Un réseau de trafic sophistiqué démantelé
L’enquête a permis de révéler qu’environ 200 tonnes de résine de cannabis auraient été acheminées vers l’Algérie. Le trafic, qui se poursuivait encore en octobre 2023, a été découvert grâce aux investigations de la Brigade nationale de police judiciaire (BNPJ).
Mode opératoire et complicités militaires
Les audiences ont révélé un système sophistiqué où des militaires en poste aux frontières jouaient un rôle crucial. Un accusé, identifié comme A.B., aurait intégré le réseau grâce à un soldat à la retraite qui lui a fourni les contacts de militaires en service actif.
Le processus impliquait notamment le détournement de caméras de surveillance par des militaires complices, rémunérés à hauteur de 36 000 dirhams (environ 3500 euros) par ballot. Les passeurs, souvent des agriculteurs locaux, percevaient 10 000 dirhams (près de 960 euros) pour leur participation.
Impact sur la sécurité régionale
Cette affaire s’inscrit dans un contexte plus large de lutte contre le trafic de stupéfiants dans la région.

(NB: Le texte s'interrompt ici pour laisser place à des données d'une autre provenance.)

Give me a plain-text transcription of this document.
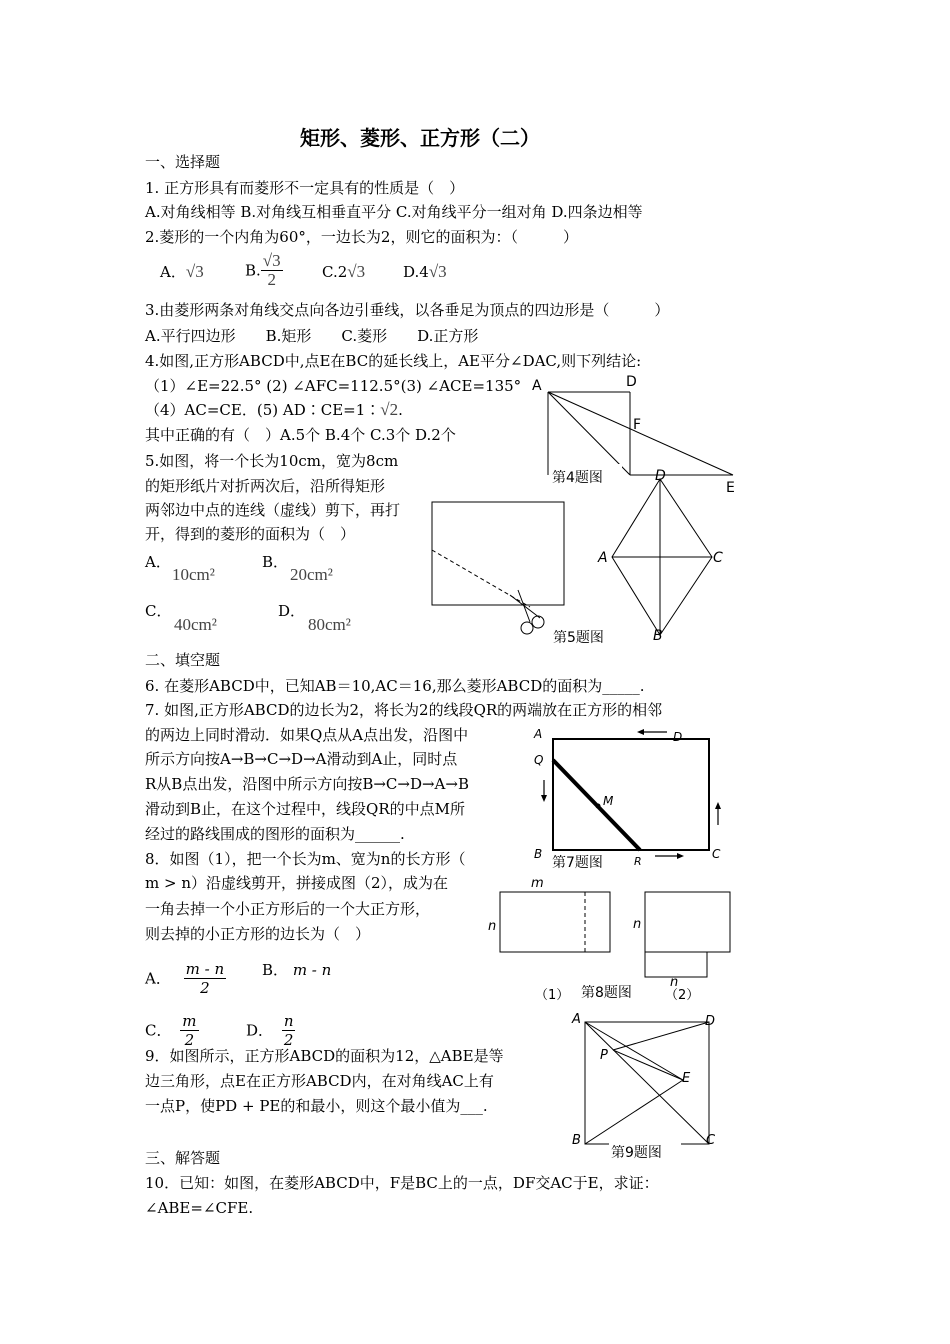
矩形、菱形、正方形（二）
一、选择题
1. 正方形具有而菱形不一定具有的性质是（　）
A.对角线相等 B.对角线互相垂直平分 C.对角线平分一组对角 D.四条边相等
2.菱形的一个内角为60°，一边长为2，则它的面积为：（　　　）
A．√3	B. $\frac{√3}{2}$	C.2√3	D.4√3
3.由菱形两条对角线交点向各边引垂线，以各垂足为顶点的四边形是（　　　）
A.平行四边形　　B.矩形　　C.菱形　　D.正方形
4.如图,正方形ABCD中,点E在BC的延长线上，AE平分∠DAC,则下列结论:
（1）∠E=22.5° (2) ∠AFC=112.5°(3) ∠ACE=135°
（4）AC=CE．(5) AD∶CE=1∶√2.
其中正确的有（　）A.5个 B.4个 C.3个 D.2个
5.如图，将一个长为10cm，宽为8cm
的矩形纸片对折两次后，沿所得矩形
两邻边中点的连线（虚线）剪下，再打
开，得到的菱形的面积为（　）
A．
10cm²
B．
20cm²
C．
40cm²
D．
80cm²
二、填空题
6. 在菱形ABCD中，已知AB＝10,AC＝16,那么菱形ABCD的面积为_____.
7. 如图,正方形ABCD的边长为2，将长为2的线段QR的两端放在正方形的相邻
的两边上同时滑动．如果Q点从A点出发，沿图中
所示方向按A→B→C→D→A滑动到A止，同时点
R从B点出发，沿图中所示方向按B→C→D→A→B
滑动到B止，在这个过程中，线段QR的中点M所
经过的路线围成的图形的面积为______.
8．如图（1），把一个长为m、宽为n的长方形（
m > n）沿虚线剪开，拼接成图（2），成为在
一角去掉一个小正方形后的一个大正方形，
则去掉的小正方形的边长为（　）
A． $\frac{m - n}{2}$ B． m - n
C． $\frac{m}{2}$	D． $\frac{n}{2}$
9．如图所示，正方形ABCD的面积为12，△ABE是等
边三角形，点E在正方形ABCD内，在对角线AC上有
一点P，使PD + PE的和最小，则这个最小值为___.
三、解答题
10．已知：如图，在菱形ABCD中，F是BC上的一点，DF交AC于E，求证：
∠ABE=∠CFE.
A	D
F
E
第4题图	D
A	C
B
第5题图
A
Q
D
M
B
R
C
第7题图
m
n	n
n
（1） 第8题图	（2）
A	D
P
E
B	C
第9题图
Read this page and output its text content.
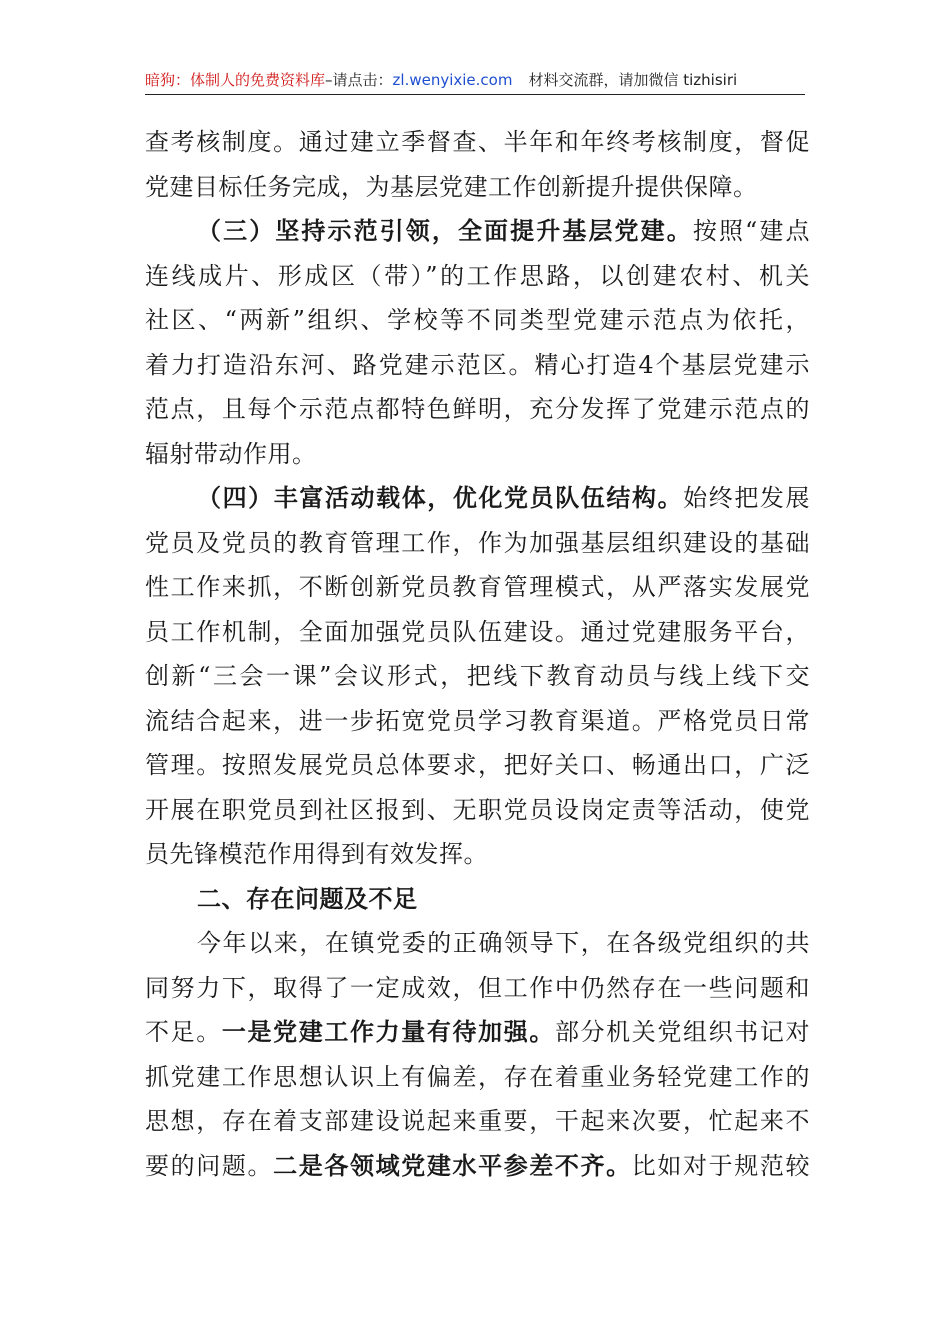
暗狗：体制人的免费资料库–请点击：zl.wenyixie.com 材料交流群，请加微信 tizhisiri
查考核制度。通过建立季督查、半年和年终考核制度，督促
党建目标任务完成，为基层党建工作创新提升提供保障。
（三）坚持示范引领，全面提升基层党建。按照“建点
连线成片、形成区（带）”的工作思路，以创建农村、机关
社区、“两新”组织、学校等不同类型党建示范点为依托，
着力打造沿东河、路党建示范区。精心打造4个基层党建示
范点，且每个示范点都特色鲜明，充分发挥了党建示范点的
辐射带动作用。
（四）丰富活动载体，优化党员队伍结构。始终把发展
党员及党员的教育管理工作，作为加强基层组织建设的基础
性工作来抓，不断创新党员教育管理模式，从严落实发展党
员工作机制，全面加强党员队伍建设。通过党建服务平台，
创新“三会一课”会议形式，把线下教育动员与线上线下交
流结合起来，进一步拓宽党员学习教育渠道。严格党员日常
管理。按照发展党员总体要求，把好关口、畅通出口，广泛
开展在职党员到社区报到、无职党员设岗定责等活动，使党
员先锋模范作用得到有效发挥。
二、存在问题及不足
今年以来，在镇党委的正确领导下，在各级党组织的共
同努力下，取得了一定成效，但工作中仍然存在一些问题和
不足。一是党建工作力量有待加强。部分机关党组织书记对
抓党建工作思想认识上有偏差，存在着重业务轻党建工作的
思想，存在着支部建设说起来重要，干起来次要，忙起来不
要的问题。二是各领域党建水平参差不齐。比如对于规范较
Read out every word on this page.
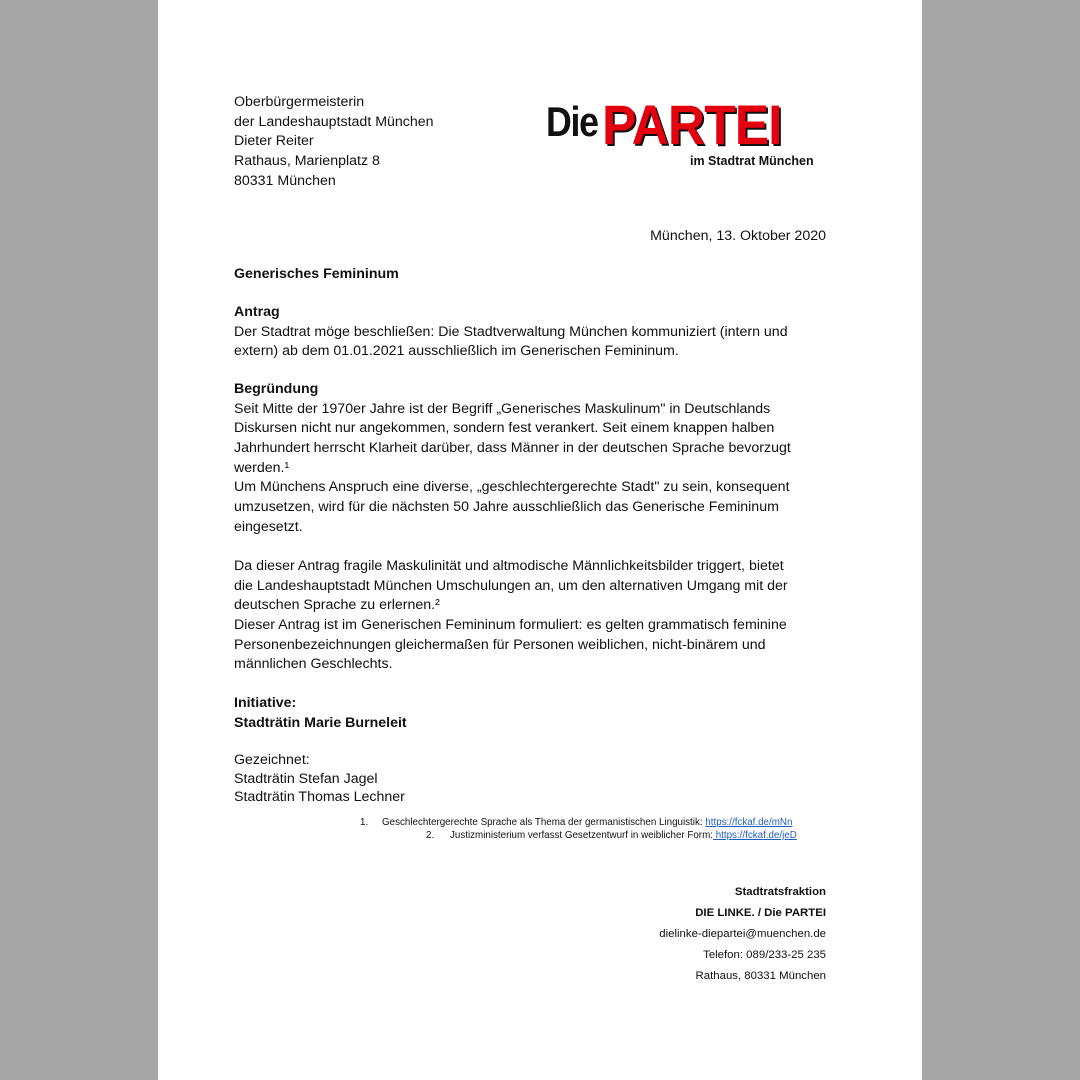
Oberbürgermeisterin
der Landeshauptstadt München
Dieter Reiter
Rathaus, Marienplatz 8
80331 München
Die PARTEI
im Stadtrat München
München, 13. Oktober 2020
Generisches Femininum
Antrag
Der Stadtrat möge beschließen: Die Stadtverwaltung München kommuniziert (intern und
extern) ab dem 01.01.2021 ausschließlich im Generischen Femininum.
Begründung
Seit Mitte der 1970er Jahre ist der Begriff „Generisches Maskulinum" in Deutschlands
Diskursen nicht nur angekommen, sondern fest verankert. Seit einem knappen halben
Jahrhundert herrscht Klarheit darüber, dass Männer in der deutschen Sprache bevorzugt
werden.¹
Um Münchens Anspruch eine diverse, „geschlechtergerechte Stadt" zu sein, konsequent
umzusetzen, wird für die nächsten 50 Jahre ausschließlich das Generische Femininum
eingesetzt.
Da dieser Antrag fragile Maskulinität und altmodische Männlichkeitsbilder triggert, bietet
die Landeshauptstadt München Umschulungen an, um den alternativen Umgang mit der
deutschen Sprache zu erlernen.²
Dieser Antrag ist im Generischen Femininum formuliert: es gelten grammatisch feminine
Personenbezeichnungen gleichermaßen für Personen weiblichen, nicht-binärem und
männlichen Geschlechts.
Initiative:
Stadträtin Marie Burneleit
Gezeichnet:
Stadträtin Stefan Jagel
Stadträtin Thomas Lechner
1. Geschlechtergerechte Sprache als Thema der germanistischen Linguistik: https://fckaf.de/mNn
2. Justizministerium verfasst Gesetzentwurf in weiblicher Form: https://fckaf.de/jeD
Stadtratsfraktion
DIE LINKE. / Die PARTEI
dielinke-diepartei@muenchen.de
Telefon: 089/233-25 235
Rathaus, 80331 München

En témoignent les récentes opérations des forces de sécurité algériennes, comme le démantèlement d’un réseau à Béjaïa ou encore la saisie de 9 kg de cannabis à Bachar.
Enquête en cours et futures révélations
Les investigations se poursuivent actuellement devant la chambre criminelle de Casablanca. L’ancien député Abdenbi Bioui, considéré comme le véritable dirigeant du réseau pendant deux décennies, fait partie des personnalités importantes arrêtées dans cette affaire.